I know I’ve been away for quite a while. Life seems to get in the way of blogging. The holidays get busier and crazier every year. The main reason I’ve been absent however is that shortly after I completed my CPR certification (the very last thing I needed to complete for Step 3) DH told me he was having second thoughts about Fostering.
To be honest, I knew this was coming, but pretended that he’d come along once he knew he was the one holding up the process. He hadn’t completed most of his portion of the paperwork or other items in order to move on in the process. Maybe he was just too busy. He didn’t want anyone knowing we were getting licensed. I rationalized that he was just a private person and didn’t want everyone in our business.

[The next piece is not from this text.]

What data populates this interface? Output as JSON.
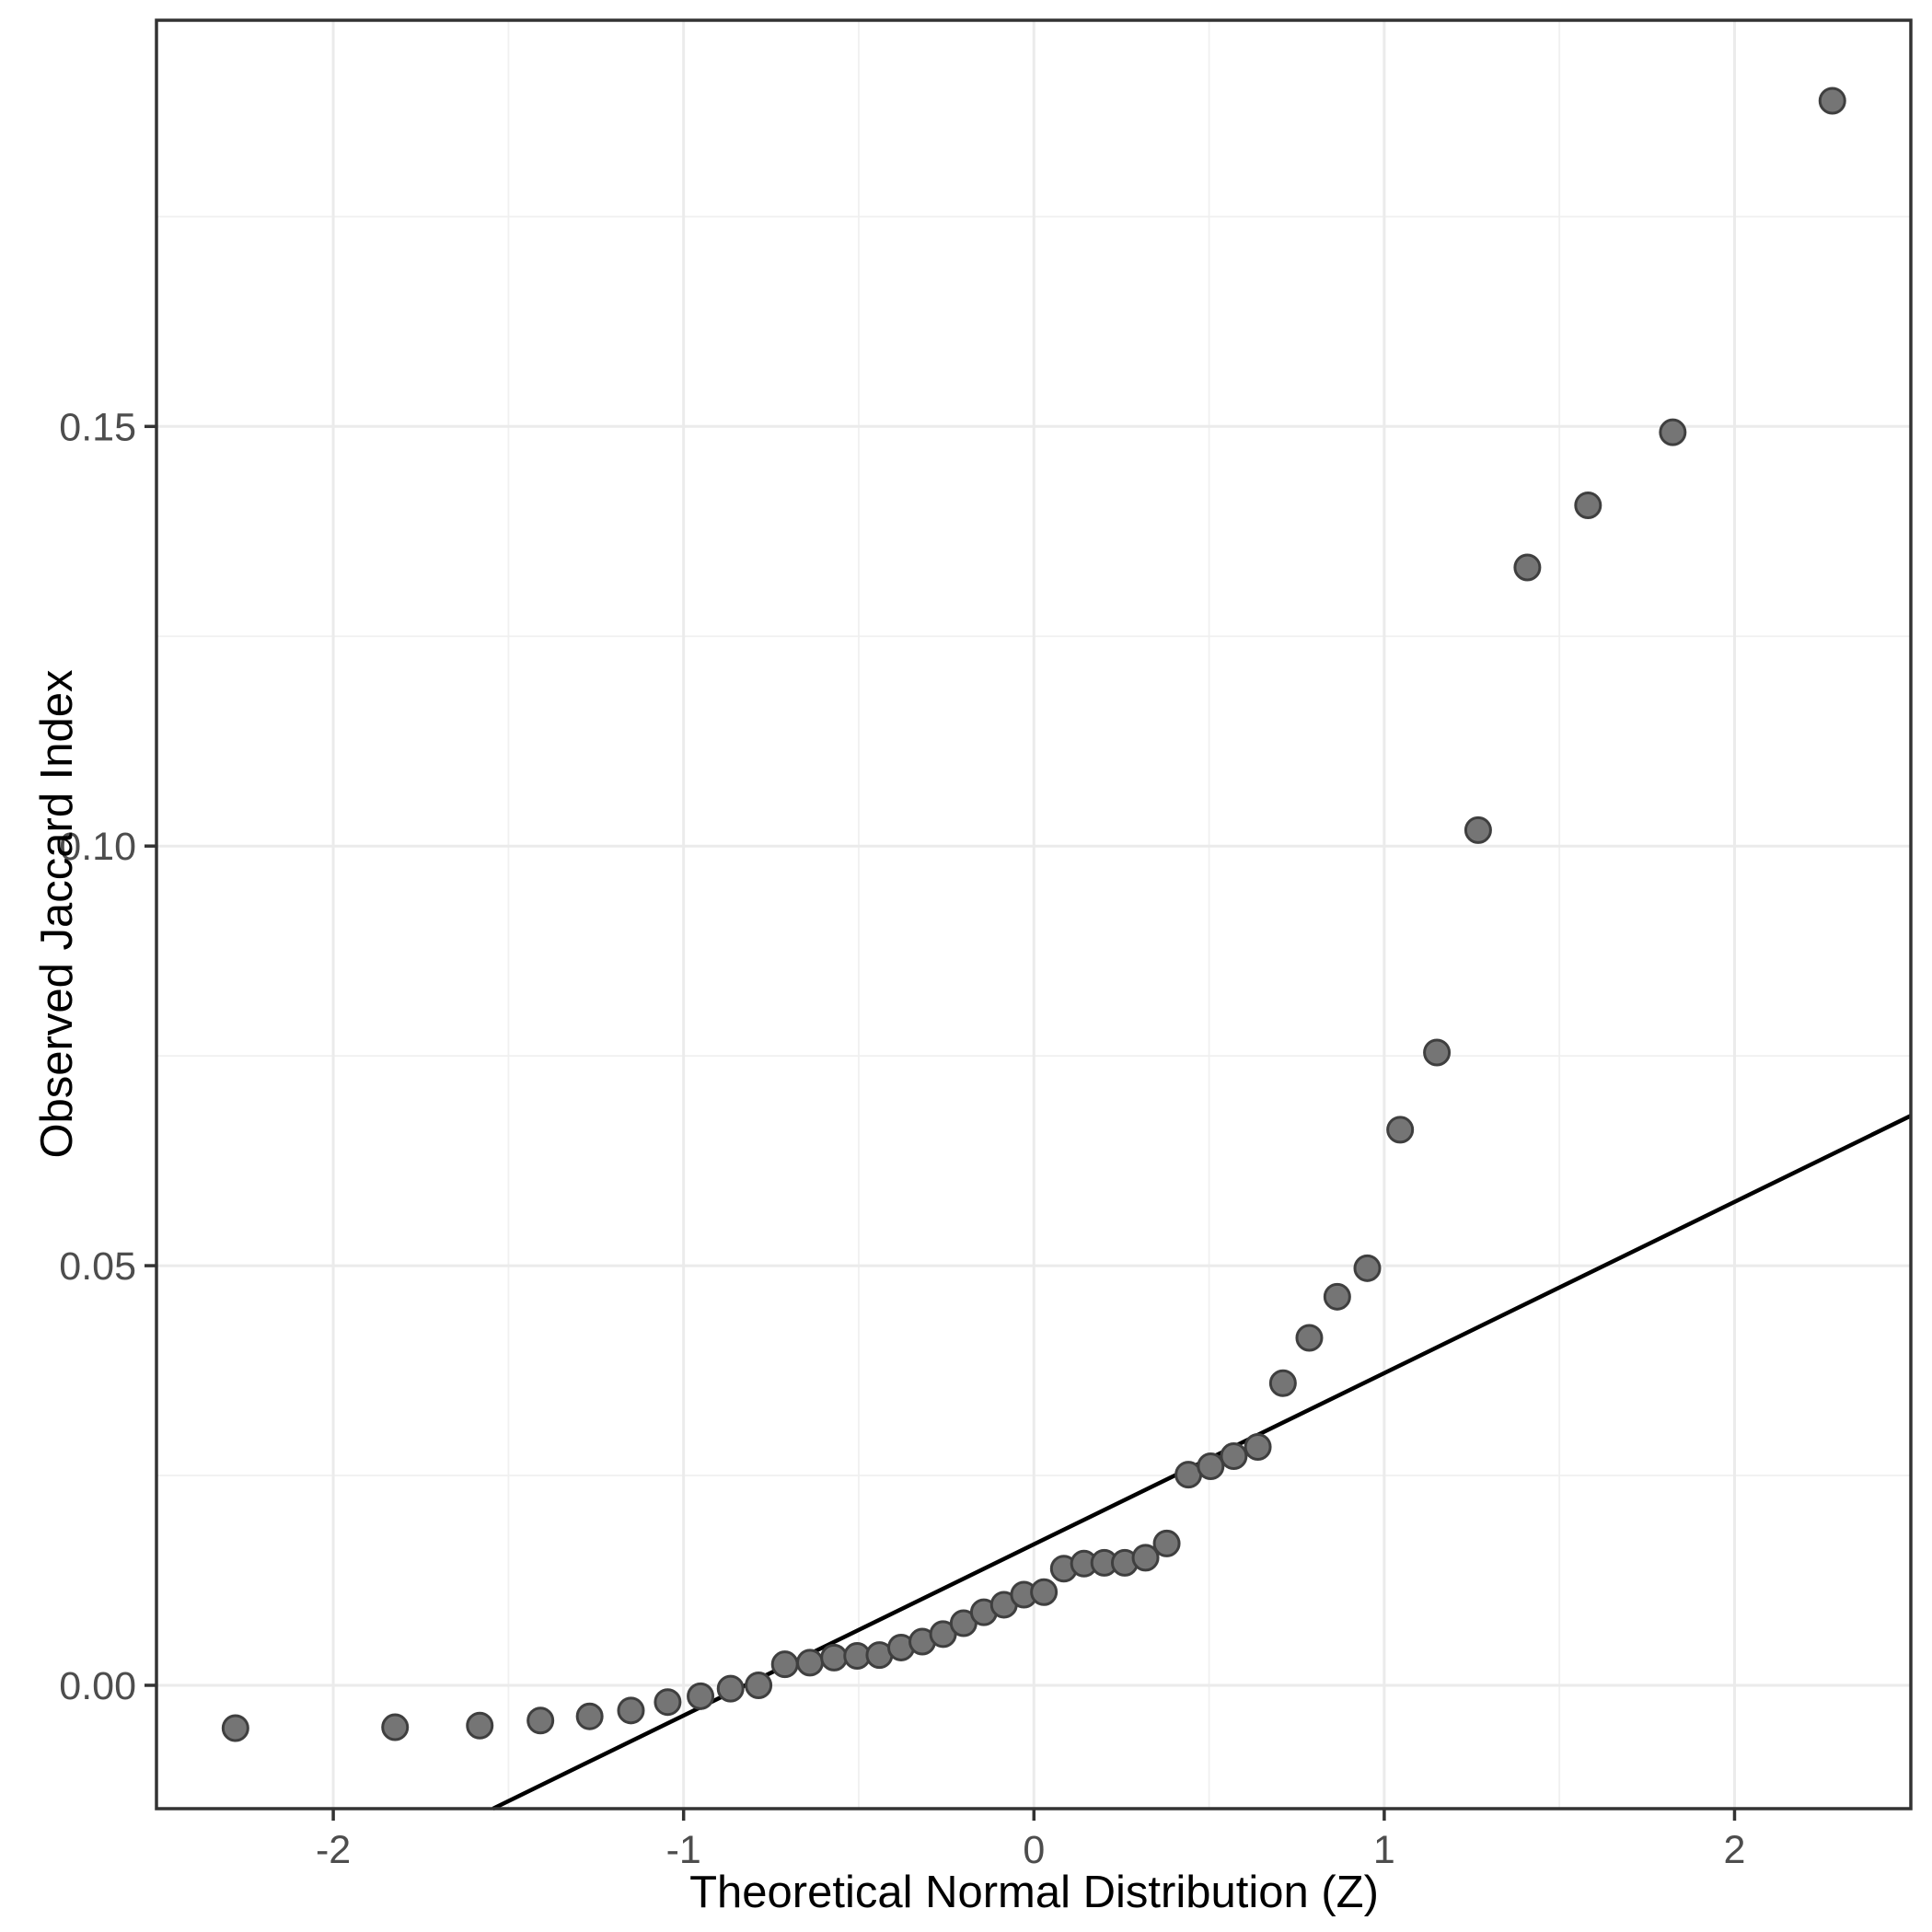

Knowing my husband and not wanting to proceed if he is not willing, I’ve left him to his thoughts on the matter. It has been difficult not bringing it up, but I don’t want to pressure him. I’ve had many questions and doubts during the last couple of months. Does this mean we aren’t going to adopt? Is this God’s way of saying I’m following my plan not His?
Much to my own surprise, I’ve come to a place of acceptance. Don’t get me wrong, I’m not giving up. It’s become clear that I need to be content with the life I’ve been given and not spend my time whining and sulking about things not going at the pace or way I wanted.
I have been blessed with two healthy, beautiful, fun-loving children. My husband loves me and provides for me in a way that allows me to have my dream job of being a SAHM. Our home is safe and (mostly) happy. God is an ever-present part of my life.
I’d appreciate prayers that I remain focused on God’s plan as I know he can and will do the rest.